We will improve patient experience in our emergency departments by ensuring that between 93% and 95% of patients spend no longer than six hours in an ED from the time they check in at reception, to the point at which they are discharged. Currently 68% of patients spend less than six hours in an ED. We will improve this by 5% a year and publish the figures on a monthly basis.

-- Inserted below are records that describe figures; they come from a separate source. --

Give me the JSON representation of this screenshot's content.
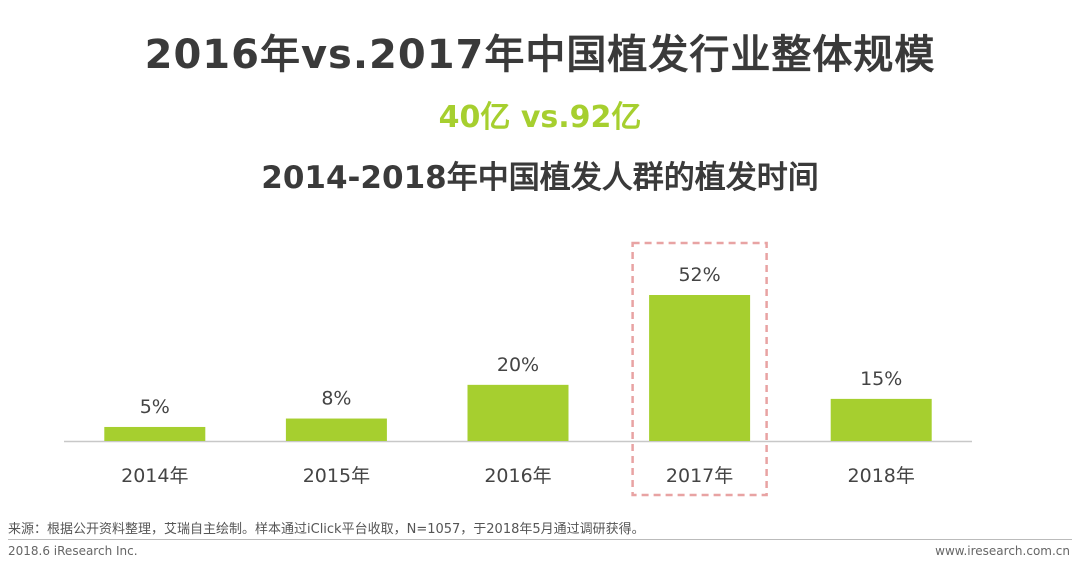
{
  "header": {
    "title": "2016年vs.2017年中国植发行业整体规模",
    "subtitle": "40亿 vs.92亿"
  },
  "chart_data": {
    "type": "bar",
    "title": "2014-2018年中国植发人群的植发时间",
    "categories": [
      "2014年",
      "2015年",
      "2016年",
      "2017年",
      "2018年"
    ],
    "values": [
      5,
      8,
      20,
      52,
      15
    ],
    "value_labels": [
      "5%",
      "8%",
      "20%",
      "52%",
      "15%"
    ],
    "unit": "%",
    "highlight": "2017年",
    "bar_color": "#a6cf2f",
    "highlight_color": "#e8a3a3",
    "grid": false,
    "ylim": [
      0,
      60
    ]
  },
  "footer": {
    "source": "来源：根据公开资料整理，艾瑞自主绘制。样本通过iClick平台收取，N=1057，于2018年5月通过调研获得。",
    "left": "2018.6 iResearch Inc.",
    "right": "www.iresearch.com.cn"
  }
}
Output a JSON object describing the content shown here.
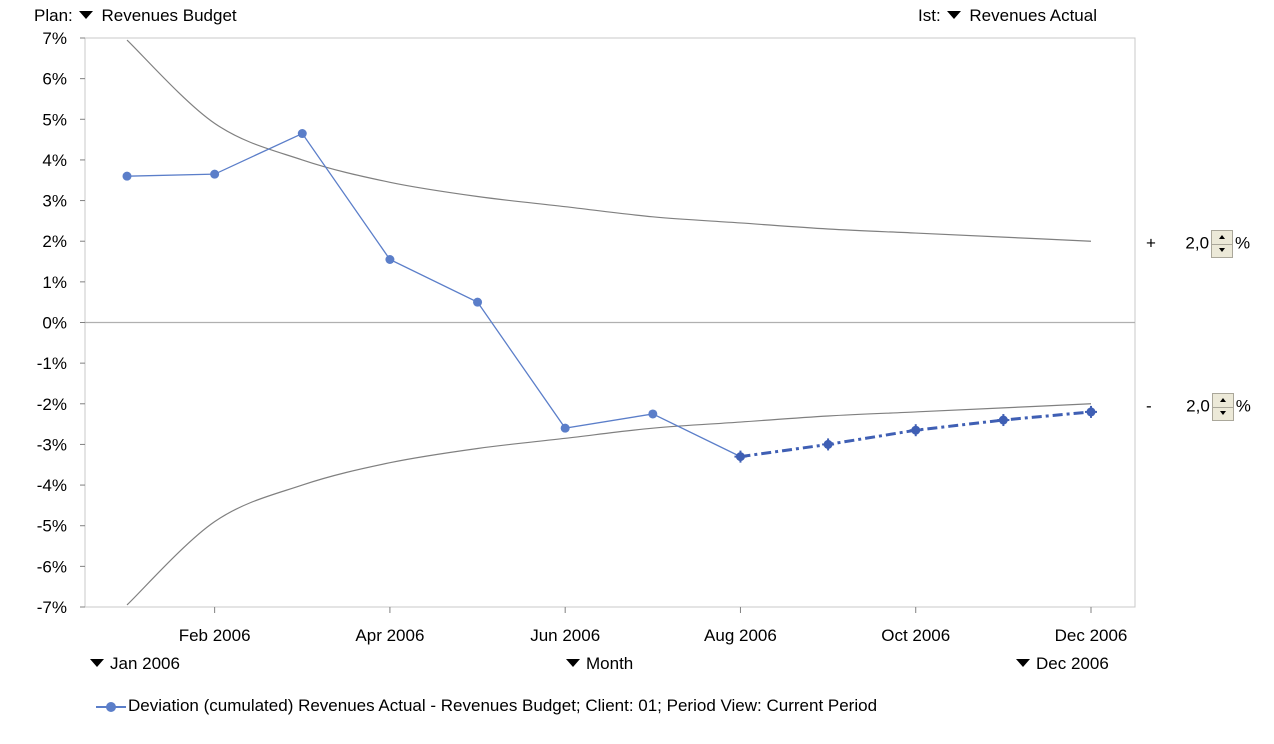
{
  "header": {
    "plan_label": "Plan:",
    "plan_value": "Revenues Budget",
    "ist_label": "Ist:",
    "ist_value": "Revenues Actual"
  },
  "controls": {
    "start_period": "Jan 2006",
    "granularity": "Month",
    "end_period": "Dec 2006",
    "upper_sign": "+",
    "upper_value": "2,0",
    "lower_sign": "-",
    "lower_value": "2,0",
    "percent": "%"
  },
  "legend": {
    "label": "Deviation (cumulated) Revenues Actual - Revenues Budget; Client: 01; Period View: Current Period"
  },
  "chart_data": {
    "type": "line",
    "x": [
      "Jan 2006",
      "Feb 2006",
      "Mar 2006",
      "Apr 2006",
      "May 2006",
      "Jun 2006",
      "Jul 2006",
      "Aug 2006",
      "Sep 2006",
      "Oct 2006",
      "Nov 2006",
      "Dec 2006"
    ],
    "x_tick_labels": [
      "Feb 2006",
      "Apr 2006",
      "Jun 2006",
      "Aug 2006",
      "Oct 2006",
      "Dec 2006"
    ],
    "y_tick_labels": [
      "7%",
      "6%",
      "5%",
      "4%",
      "3%",
      "2%",
      "1%",
      "0%",
      "-1%",
      "-2%",
      "-3%",
      "-4%",
      "-5%",
      "-6%",
      "-7%"
    ],
    "ylim": [
      -7,
      7
    ],
    "series": [
      {
        "name": "Deviation (cumulated) Revenues Actual - Revenues Budget; Client: 01; Period View: Current Period",
        "actual_values": [
          3.6,
          3.65,
          4.65,
          1.55,
          0.5,
          -2.6,
          -2.25,
          -3.3
        ],
        "forecast_values": [
          -3.3,
          -3.0,
          -2.65,
          -2.4,
          -2.2
        ],
        "forecast_start_index": 7,
        "color": "#5b7ec9"
      }
    ],
    "upper_band": [
      6.95,
      4.9,
      4.0,
      3.45,
      3.1,
      2.85,
      2.6,
      2.45,
      2.3,
      2.2,
      2.1,
      2.0
    ],
    "lower_band": [
      -6.95,
      -4.9,
      -4.0,
      -3.45,
      -3.1,
      -2.85,
      -2.6,
      -2.45,
      -2.3,
      -2.2,
      -2.1,
      -2.0
    ],
    "band_color": "#808080",
    "zero_line": true,
    "grid": false
  }
}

The next steps to Universal Healthcare

We will take at least one big step every year towards UHC. The first big step was taken last year with free GP care for the under sixes and over 70s. This shall include but will not be limited to: free GP for the under-12s, the remaining under-18s, comprehensive management of chronic disease in general practice, reduced prescription charges for medical card holders and everyone else, and a dental and oral health package. We will target the most common chronic diseases such as diabetes, COPD and heart failure with a view to managing them in the community rather than hospitals, where clinically appropriate. The dental package will include the restoration of PRSI-related dental benefits which were scrapped by the last government, including a children’s dental health programme, and a preventative oral health package for medical card holders. We will extend full medical cards for all children in receipt of the Domiciliary Care Allowance who don’t already have one. We will expand the role of community pharmacy.

Reforming the health service
We will complete the break-up of the HSE by establishing the hospital trusts and community healthcare trusts on a statutory basis, with their executives reporting to their own boards. The HSE will evolve into a Health Commission with specific national functions including shared services and the National Clinical Programmes, the National Ambulance Service, HSE Estates and Health & Wellbeing. We will complete the major financial reforms already underway including Activity Based Funding.

Other priorities
The public health service will be funded from taxation – as it is now – for the duration of the next government. However, further research will be conducted on other funding models and the ESRI will conclude its research into the various forms of Universal Health Insurance. We will publish a plan for faster access to comprehensive mental health services and improved mental health status, building on A Vision for Change. The Departments of Health and Social Protection will pursue a “Fit for Work Programme” to support more people to get back to work if they have an illness or disability. We will legislate for family consent and an opt-out register for organ donation, and establish an expert group to report within six months on a better way to deal with compensation claims for catastrophic injuries. We will set up an independent Patient Advocacy Service, legislate to support Open Disclosure and expand the role of HIQA to include the licensing of hospitals.

Note: the €2 billion allocation excludes pay restoration or pay increases which are negotiated centrally for the public service as a whole.